YOU Should Join A Support Group

 

Blue computer mouse with wire spelling out words
One of the first recommendations given to someone with a chronic condition diagnosis is a definitive sounding declarative sentence,

"YOU should join a support group," they all say with great certainly in their voices as if this is the holy grail of solutions that everyone has tried but ME.

The same recommendation was given to me at different times from a variety of people who don't know each other. A physician, a friend, and a family member all made the same suggestion using almost the exact same words.
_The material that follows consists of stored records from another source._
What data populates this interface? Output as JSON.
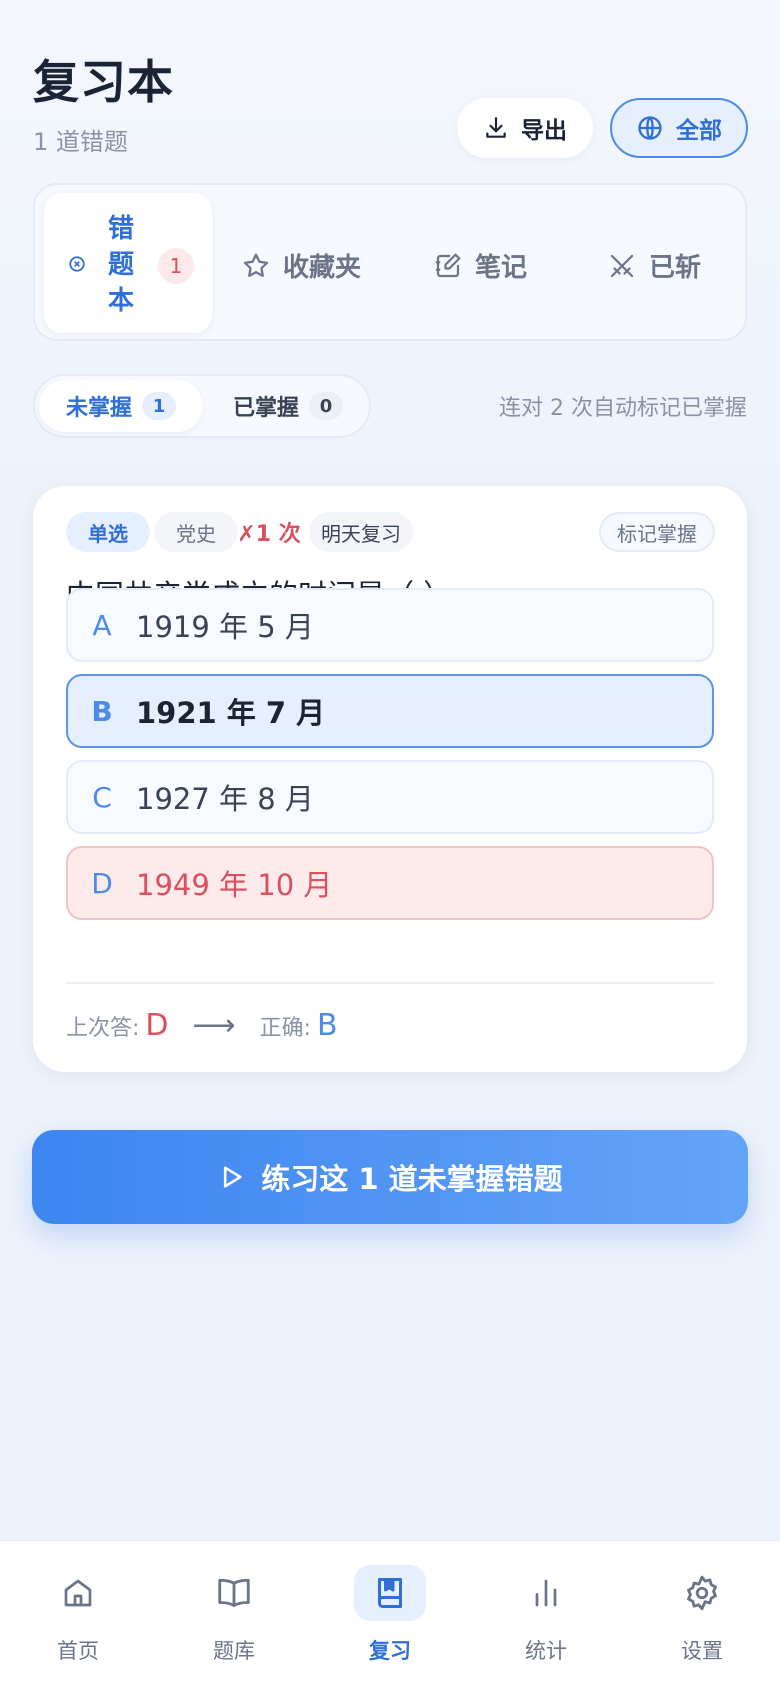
{
  "header": {
    "title": "复习本",
    "subtitle": "1 道错题",
    "export_label": "导出",
    "filter_label": "全部"
  },
  "tabs": {
    "active": {
      "label": "错题本",
      "count": "1",
      "icon": "x-circle-icon"
    },
    "items": [
      {
        "label": "收藏夹",
        "icon": "star-icon"
      },
      {
        "label": "笔记",
        "icon": "edit-icon"
      },
      {
        "label": "已斩",
        "icon": "crossed-swords-icon"
      }
    ]
  },
  "mastery_filter": {
    "unmastered_label": "未掌握",
    "unmastered_count": "1",
    "mastered_label": "已掌握",
    "mastered_count": "0",
    "hint": "连对 2 次自动标记已掌握"
  },
  "question": {
    "type_tag": "单选",
    "subject_tag": "党史",
    "wrong_count": "✗1 次",
    "review_tag": "明天复习",
    "mark_label": "标记掌握",
    "text": "中国共产党成立的时间是（ ）。",
    "options": [
      {
        "letter": "A",
        "text": "1919 年 5 月",
        "state": "normal"
      },
      {
        "letter": "B",
        "text": "1921 年 7 月",
        "state": "correct"
      },
      {
        "letter": "C",
        "text": "1927 年 8 月",
        "state": "normal"
      },
      {
        "letter": "D",
        "text": "1949 年 10 月",
        "state": "wrong"
      }
    ],
    "last_answer_label": "上次答:",
    "last_answer": "D",
    "correct_label": "正确:",
    "correct_answer": "B"
  },
  "practice_button": {
    "label": "练习这 1 道未掌握错题",
    "icon": "play-icon"
  },
  "nav": {
    "items": [
      {
        "label": "首页",
        "icon": "home-icon"
      },
      {
        "label": "题库",
        "icon": "book-open-icon"
      },
      {
        "label": "复习",
        "icon": "bookmark-book-icon"
      },
      {
        "label": "统计",
        "icon": "bar-chart-icon"
      },
      {
        "label": "设置",
        "icon": "gear-icon"
      }
    ],
    "active_index": 2
  },
  "colors": {
    "accent": "#2f6fd6",
    "accent_light": "#e6effd",
    "danger": "#d9505e",
    "danger_light": "#fdebec",
    "background": "#eef2fa"
  }
}
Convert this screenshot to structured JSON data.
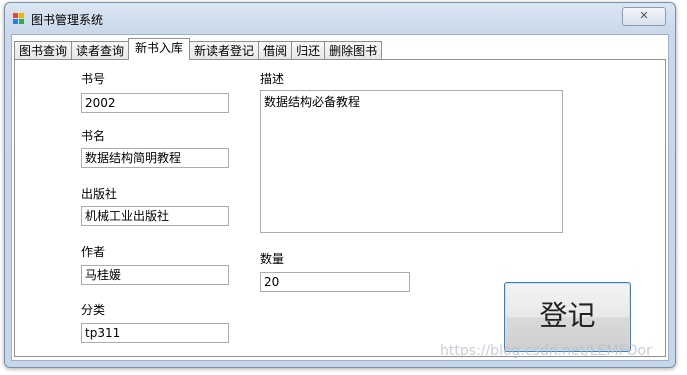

I wondered to myself if any of them has ever actually joined a support group. Is it possible that this suggestion just a default recommendation because people have no real idea what to say or do so they fill the time and space with well-intentioned platitudes, activities that sound helpful, and placating half grins? Is it possible that authentic support happens in any of these groups or do people simply repeat the same well-intentioned phrases over and over?

Not long after the diagnosis, I decided to try a large, online support group to find out if there could be any value in the support group experience for me. This particular online forum is used by thousands of people with rheumatoid arthritis. Naturally, because I value authenticity and transparency (deliberate sarcasm), I joined using a pseudonym, changed my location, and uploaded a photo of a well-known piece of artwork to complete my user profile.

Reading the posts from users, the content of the online posts and user interactions was a strange cross between the familiarity and mundanity of Facebook, the personal introduction on a dating app, and the symptom or medication checklist at the registration desk in an urgent care office:

"Hi. My name is Patty. I live on a ranch in Montana where I have lived all my life. My days are spent feeding the livestock and watching storms roll in. I am RF+, CCP+, RA on MTX 15 years."

"Nice to meet all of you. I'm Dave. RF+, CCP-, RA, newly diagnosed. Retired firefighter. LA Kings fan. First infusion next week."

Each post was a strangely intimate snapshot of the person behind it and yet each one delicately balanced so as to not shift the post too much in any single direction.

Other posts, many of them in fact, did not involve introductions, but detailed the pain levels of the communicator.

"Rain produces pain. Achy joints today. No energy to do anything."

or

"I overdid it with the gardening. It needed to be done but I am so sore. So much pain."

or

"Nasty flare. Can't get it under control."

Each post, every communication, was about the pain whether the person was actively seeking care or already under the care of a rheumatologist. Of the hundreds or thousands of posts that I read, none said, "HEY, I am pain free! I remember the days that were painful, but those are all in the past now!"

None of them.

I decided that I needed to engage with the people behind the posts--that I would certainly get more out of the experience if I participated more actively.

Over the course of weeks, I began to reach out to people and interact nightly on the forum. Still, the posts were largely formulaic. And my responses began to be formulaic as well. 

"I'm sorry you don't feel well," I typed.

"Hope tomorrow is a better day!" I typed with a smiley face.

"Wishing you relief tonight!" I typed with sympathy.

"Maybe call the doctor again?" I typed, trying not to advise.

It wasn't that the people weren't happy, grateful, contributing members of societies around the world. Each person seemed to live and contribute in many ways. 

One woman made homemade soup and routinely posted details for each batch of soup from the ingredients to the cook times. I could almost taste the wild mushroom rice and carrot soup she touted one day. She had made it despite the pain and exhaustion. Long cook times had allowed her to pace herself.

Another contributor was a mail carrier with 28 years on the job. He detailed his need for pain relief each day after work so that he could return to the same duties the following day. Many of his posts included his retirement date as the goal. After reading any of his messages, I wondered how he would fare the following day let alone more than 700 remaining days of mail delivery before he would cross the retirement finish line age. 

So many intensely personal stories.

Some contributors answered medication questions and dosage inquiries to a point that it was uncomfortable to read them. The medication commentary was extensive including some piling on with some medicines and heavy favorites in other cases, all without any personal medical history, risk factors, or other context other than delicious soups or daily work struggles.

Predictably, I stopped using the support group app because I ran out of ways to tell people how sorry I was that each of them wasn't feeling better. As I logged on I began bracing myself for the number of times I would have to type condolence messages for their individual losses each day, each week, each month.

I ran out of condolences.

So many people existing with constant, chronic, never-ending, unceasing pain.

The problem isn't the people. The solution isn't a support group.

The problem is the omnipresent pain.